Swamiji say advice does not help. Advice is a short-term direction and person keeps coming back for advice every time he faces a problem. Teaching, however, is for the long term and teaches how to make decisions. Advice makes one dependent while teaching makes one independent. Swamiji gave example of giving a person a fish versus
teaching him how to fish.
Shloka # 8:
Arjuna says: My grief is so intense that it dries up all my organs. My thinking faculty does not function. Can I do something to escape from this sorrow? I do not see any method to remove this sorrow other than your teaching. I may choose to fight, I may win, I may become a king and get an unrivalled kingdom, but I cannot remove my grief. (Swamiji says, money may buy food but it does remove hunger.) Even If I became Indira, it will not solve my problem. Worldly accomplishments cannot solve my problem. So, he asks Sri Krishna to help. Swamiji says, at this stage, Arjuna has to go for a spiritual goal and hence he needs a guru.
Shloka # 9:
Sanjaya now says: In this manner Arjuna surrendered to Sri Krishna saying, I am not going to fight nor am I going to run away from battle. I want to hear from you (Sri Krishna) and then decide.
Swamiji gave some defintions:
- Paramtapa: Destroyer of enemies.
- Gudakesha: means master of Tamoguna or Satva Guna Pradhana. Human mind swings from Rajasic (very active) to Tamasic (dullness), while the Satvic mind is in the middle as a non-extrovert, but wakeful mind.
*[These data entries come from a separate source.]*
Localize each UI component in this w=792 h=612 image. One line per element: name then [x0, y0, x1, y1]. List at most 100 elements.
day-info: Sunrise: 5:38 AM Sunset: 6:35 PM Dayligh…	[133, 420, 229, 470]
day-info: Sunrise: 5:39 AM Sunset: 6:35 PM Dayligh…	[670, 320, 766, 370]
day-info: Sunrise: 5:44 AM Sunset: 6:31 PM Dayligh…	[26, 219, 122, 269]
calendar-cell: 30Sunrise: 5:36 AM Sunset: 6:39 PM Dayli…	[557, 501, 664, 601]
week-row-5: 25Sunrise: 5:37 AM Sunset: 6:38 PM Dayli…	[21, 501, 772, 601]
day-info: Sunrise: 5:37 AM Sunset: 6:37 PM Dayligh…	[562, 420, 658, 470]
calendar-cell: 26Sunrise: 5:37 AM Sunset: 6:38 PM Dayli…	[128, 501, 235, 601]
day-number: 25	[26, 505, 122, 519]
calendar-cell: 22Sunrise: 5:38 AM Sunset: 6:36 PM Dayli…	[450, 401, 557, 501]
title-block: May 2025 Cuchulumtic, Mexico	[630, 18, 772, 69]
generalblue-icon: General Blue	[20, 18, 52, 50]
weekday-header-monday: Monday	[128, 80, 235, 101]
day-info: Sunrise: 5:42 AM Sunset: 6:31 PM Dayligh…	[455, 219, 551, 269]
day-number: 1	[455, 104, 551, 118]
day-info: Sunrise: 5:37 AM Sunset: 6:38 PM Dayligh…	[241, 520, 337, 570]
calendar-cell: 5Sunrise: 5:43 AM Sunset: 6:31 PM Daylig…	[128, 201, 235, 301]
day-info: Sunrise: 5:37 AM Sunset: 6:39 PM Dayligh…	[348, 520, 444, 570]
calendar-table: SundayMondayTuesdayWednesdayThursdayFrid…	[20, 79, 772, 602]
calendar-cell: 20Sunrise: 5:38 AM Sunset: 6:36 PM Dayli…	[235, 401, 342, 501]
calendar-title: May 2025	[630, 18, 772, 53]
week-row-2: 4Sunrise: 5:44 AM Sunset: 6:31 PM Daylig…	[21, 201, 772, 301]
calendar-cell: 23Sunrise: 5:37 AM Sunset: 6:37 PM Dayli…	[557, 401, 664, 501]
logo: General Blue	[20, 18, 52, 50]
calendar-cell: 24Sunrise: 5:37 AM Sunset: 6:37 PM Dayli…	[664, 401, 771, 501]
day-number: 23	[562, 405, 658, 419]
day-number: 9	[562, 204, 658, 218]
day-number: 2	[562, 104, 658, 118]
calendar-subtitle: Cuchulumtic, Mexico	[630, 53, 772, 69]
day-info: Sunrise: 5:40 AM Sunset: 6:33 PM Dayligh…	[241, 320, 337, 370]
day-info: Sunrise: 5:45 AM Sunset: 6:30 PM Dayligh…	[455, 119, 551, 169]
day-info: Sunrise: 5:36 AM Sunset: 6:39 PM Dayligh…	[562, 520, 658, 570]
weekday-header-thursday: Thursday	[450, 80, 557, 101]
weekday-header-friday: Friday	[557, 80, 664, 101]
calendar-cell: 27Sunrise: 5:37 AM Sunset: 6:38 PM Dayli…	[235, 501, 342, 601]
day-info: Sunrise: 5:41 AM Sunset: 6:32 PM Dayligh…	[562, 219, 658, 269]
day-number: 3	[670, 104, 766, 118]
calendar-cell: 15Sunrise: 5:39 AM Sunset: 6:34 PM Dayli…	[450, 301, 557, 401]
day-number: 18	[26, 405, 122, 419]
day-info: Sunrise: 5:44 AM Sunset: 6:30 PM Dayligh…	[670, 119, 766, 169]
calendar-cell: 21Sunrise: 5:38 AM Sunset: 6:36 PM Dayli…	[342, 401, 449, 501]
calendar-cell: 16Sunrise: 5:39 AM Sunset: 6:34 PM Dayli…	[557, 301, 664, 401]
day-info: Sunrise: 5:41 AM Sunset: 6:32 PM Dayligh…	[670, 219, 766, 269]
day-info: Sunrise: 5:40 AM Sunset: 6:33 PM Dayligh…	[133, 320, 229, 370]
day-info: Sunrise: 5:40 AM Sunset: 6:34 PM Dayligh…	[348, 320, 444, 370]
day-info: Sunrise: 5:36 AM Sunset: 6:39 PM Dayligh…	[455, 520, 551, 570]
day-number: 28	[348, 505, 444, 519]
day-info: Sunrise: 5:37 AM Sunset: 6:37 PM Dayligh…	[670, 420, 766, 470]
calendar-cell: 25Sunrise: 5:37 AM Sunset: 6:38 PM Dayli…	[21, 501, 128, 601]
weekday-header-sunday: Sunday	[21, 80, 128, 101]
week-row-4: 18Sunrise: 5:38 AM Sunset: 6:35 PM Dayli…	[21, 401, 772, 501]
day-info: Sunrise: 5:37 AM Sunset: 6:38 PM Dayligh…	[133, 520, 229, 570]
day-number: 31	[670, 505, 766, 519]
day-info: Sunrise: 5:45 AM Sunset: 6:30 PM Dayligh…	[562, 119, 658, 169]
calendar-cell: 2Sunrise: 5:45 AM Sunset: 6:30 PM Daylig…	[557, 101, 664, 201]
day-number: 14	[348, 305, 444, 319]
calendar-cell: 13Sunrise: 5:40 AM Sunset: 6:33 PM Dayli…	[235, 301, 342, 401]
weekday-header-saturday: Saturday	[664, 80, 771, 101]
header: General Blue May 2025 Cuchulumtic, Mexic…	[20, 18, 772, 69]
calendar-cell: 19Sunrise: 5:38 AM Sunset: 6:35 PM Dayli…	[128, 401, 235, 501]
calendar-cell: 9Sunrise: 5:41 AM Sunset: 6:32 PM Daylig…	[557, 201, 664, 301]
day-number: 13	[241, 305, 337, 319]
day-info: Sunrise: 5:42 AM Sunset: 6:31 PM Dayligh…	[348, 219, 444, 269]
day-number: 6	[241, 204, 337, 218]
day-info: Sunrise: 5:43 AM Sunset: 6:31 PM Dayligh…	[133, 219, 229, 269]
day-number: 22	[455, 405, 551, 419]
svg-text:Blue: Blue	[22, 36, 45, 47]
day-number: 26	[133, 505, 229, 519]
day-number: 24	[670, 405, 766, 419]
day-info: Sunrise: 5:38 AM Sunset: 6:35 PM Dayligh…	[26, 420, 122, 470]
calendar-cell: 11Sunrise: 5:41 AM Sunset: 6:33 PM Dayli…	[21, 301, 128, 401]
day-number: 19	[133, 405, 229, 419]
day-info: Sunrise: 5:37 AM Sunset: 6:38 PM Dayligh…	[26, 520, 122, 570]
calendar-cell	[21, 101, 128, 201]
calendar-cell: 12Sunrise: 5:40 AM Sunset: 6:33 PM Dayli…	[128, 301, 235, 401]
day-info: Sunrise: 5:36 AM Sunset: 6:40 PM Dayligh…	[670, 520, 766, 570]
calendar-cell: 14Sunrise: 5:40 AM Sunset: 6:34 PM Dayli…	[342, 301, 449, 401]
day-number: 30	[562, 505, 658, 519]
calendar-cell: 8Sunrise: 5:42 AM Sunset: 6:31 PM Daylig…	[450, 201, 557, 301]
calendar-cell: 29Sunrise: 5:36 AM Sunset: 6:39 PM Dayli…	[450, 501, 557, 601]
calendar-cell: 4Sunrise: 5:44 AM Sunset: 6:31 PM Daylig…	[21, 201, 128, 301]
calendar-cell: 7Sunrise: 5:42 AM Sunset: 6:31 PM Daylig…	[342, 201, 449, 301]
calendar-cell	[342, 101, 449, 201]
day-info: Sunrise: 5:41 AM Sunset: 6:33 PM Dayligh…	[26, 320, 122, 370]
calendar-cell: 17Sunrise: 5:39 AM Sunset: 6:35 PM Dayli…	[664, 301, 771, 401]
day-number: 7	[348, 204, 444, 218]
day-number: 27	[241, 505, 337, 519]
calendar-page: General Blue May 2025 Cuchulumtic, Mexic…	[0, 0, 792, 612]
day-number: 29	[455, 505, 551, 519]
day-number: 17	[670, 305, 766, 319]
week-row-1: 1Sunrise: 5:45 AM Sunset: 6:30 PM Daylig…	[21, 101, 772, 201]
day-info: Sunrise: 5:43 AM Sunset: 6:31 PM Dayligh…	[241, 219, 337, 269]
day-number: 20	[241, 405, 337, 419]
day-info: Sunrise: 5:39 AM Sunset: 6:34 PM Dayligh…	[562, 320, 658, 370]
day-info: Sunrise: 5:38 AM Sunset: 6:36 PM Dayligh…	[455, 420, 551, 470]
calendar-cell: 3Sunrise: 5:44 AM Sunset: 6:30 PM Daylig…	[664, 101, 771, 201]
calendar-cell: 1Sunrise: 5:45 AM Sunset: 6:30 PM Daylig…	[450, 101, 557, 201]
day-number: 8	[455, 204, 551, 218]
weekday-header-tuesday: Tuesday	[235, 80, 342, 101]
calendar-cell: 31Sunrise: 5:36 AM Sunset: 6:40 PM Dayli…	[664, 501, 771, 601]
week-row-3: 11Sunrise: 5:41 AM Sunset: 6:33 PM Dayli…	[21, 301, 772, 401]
- Govinda: Protector of the world, is the Shastric meaning. Another meaning is, Go means scriptures, and Vinda means one who has grasped the scriptures. To this Govinda Arjuna surrenders. Ha: Means everything has become quiet.
Shloka # 10:
Oh Dhrithirashtra, Lord Krishna accepted the offer of Arjuna and taught him the Gita Shastra sitting between the two armies. The Gita Shastra begins from Shloka 11 of Chapter 2 and continues till Shloka 66 in chapter 18.